Gaya Bizantium juga bisa kita saksikan pada desain bagian dalam (interior) bangunan Kubah Batu ini. Di dalam dekorasi bangunan monumental itu banyak terdapat mozaik-mozaik yang menunjukkan perpaduan motif-motif Sasanid dan Bizantium yang merupakan karakteristik seni Islam awal. Interior itu dihiasi secara mewah dengan beraneka ragam warna dan bahan material pada ornamennya. Bahan material yang digunakan pada ornamen Kubah Batu banyak menggunakan marmer, mozaik, keramik, dan lapisan emas.

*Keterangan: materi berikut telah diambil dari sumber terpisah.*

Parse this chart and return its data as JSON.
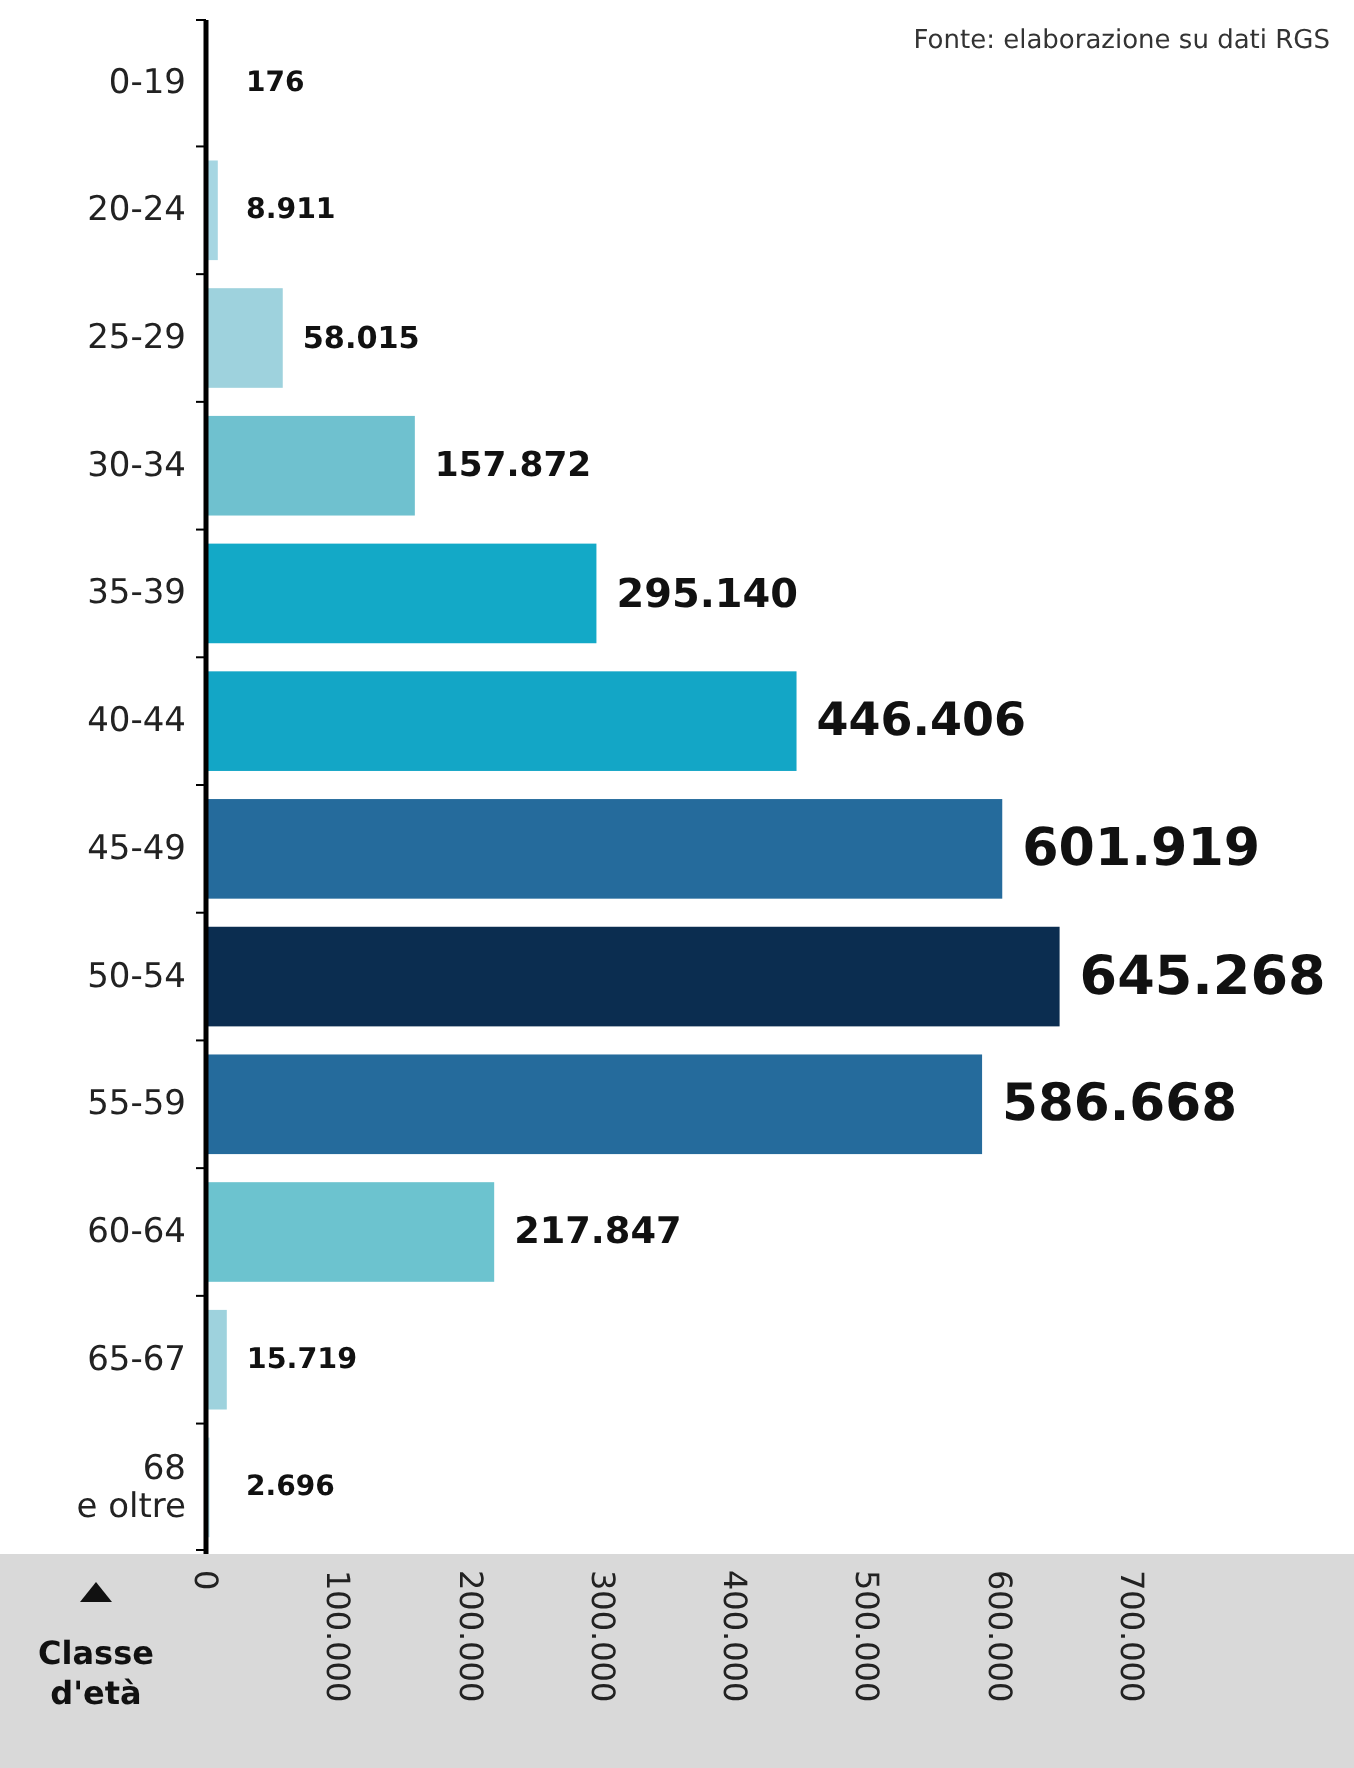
{
  "chart_data": {
    "type": "bar",
    "orientation": "horizontal",
    "ylabel": "Classe d'età",
    "categories": [
      "0-19",
      "20-24",
      "25-29",
      "30-34",
      "35-39",
      "40-44",
      "45-49",
      "50-54",
      "55-59",
      "60-64",
      "65-67",
      "68 e oltre"
    ],
    "values": [
      176,
      8911,
      58015,
      157872,
      295140,
      446406,
      601919,
      645268,
      586668,
      217847,
      15719,
      2696
    ],
    "value_labels": [
      "176",
      "8.911",
      "58.015",
      "157.872",
      "295.140",
      "446.406",
      "601.919",
      "645.268",
      "586.668",
      "217.847",
      "15.719",
      "2.696"
    ],
    "colors": [
      "#b3dde6",
      "#a6d6e2",
      "#9ed2dd",
      "#6fc1cf",
      "#13a9c7",
      "#13a6c6",
      "#256b9c",
      "#0b2d50",
      "#256b9c",
      "#6cc3cf",
      "#9ed2dd",
      "#b3dde6"
    ],
    "xlim": [
      0,
      700000
    ],
    "xticks": [
      {
        "value": 0,
        "label": "0"
      },
      {
        "value": 100000,
        "label": "100.000"
      },
      {
        "value": 200000,
        "label": "200.000"
      },
      {
        "value": 300000,
        "label": "300.000"
      },
      {
        "value": 400000,
        "label": "400.000"
      },
      {
        "value": 500000,
        "label": "500.000"
      },
      {
        "value": 600000,
        "label": "600.000"
      },
      {
        "value": 700000,
        "label": "700.000"
      }
    ],
    "annotations": [
      "Fonte: elaborazione su dati RGS"
    ],
    "grid": false
  }
}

Kubah Batu telah mengalami beberapa kali perbaikan dalam sejarahnya yang panjang. Salah satu perbaikan yang paling penting dilakukan pada abad ke-16 M pada masa pemerintahan Sultan Sulaiman Yang Agung (1520-1566). Perbaikan itu dilakukan dengan menutupi bagian luar (eksterior) bangunan dengan ubin keramik yang dilapisi kaca yang menutupi mozaik sebelumnya. Ubin keramik itu adalah pelopor ubin Iznik yang menjadi ciri khas penting arsitektur Usmani.
Ubin yang menutupi bangunan itu sekarang ditambahkan pada 1968. Pada waktu yang bersamaan, Kubah Batu dilapisi dengan emas untuk pertama kali. Lapisan emas yang ada sekarang dibuat pada tahun 1993.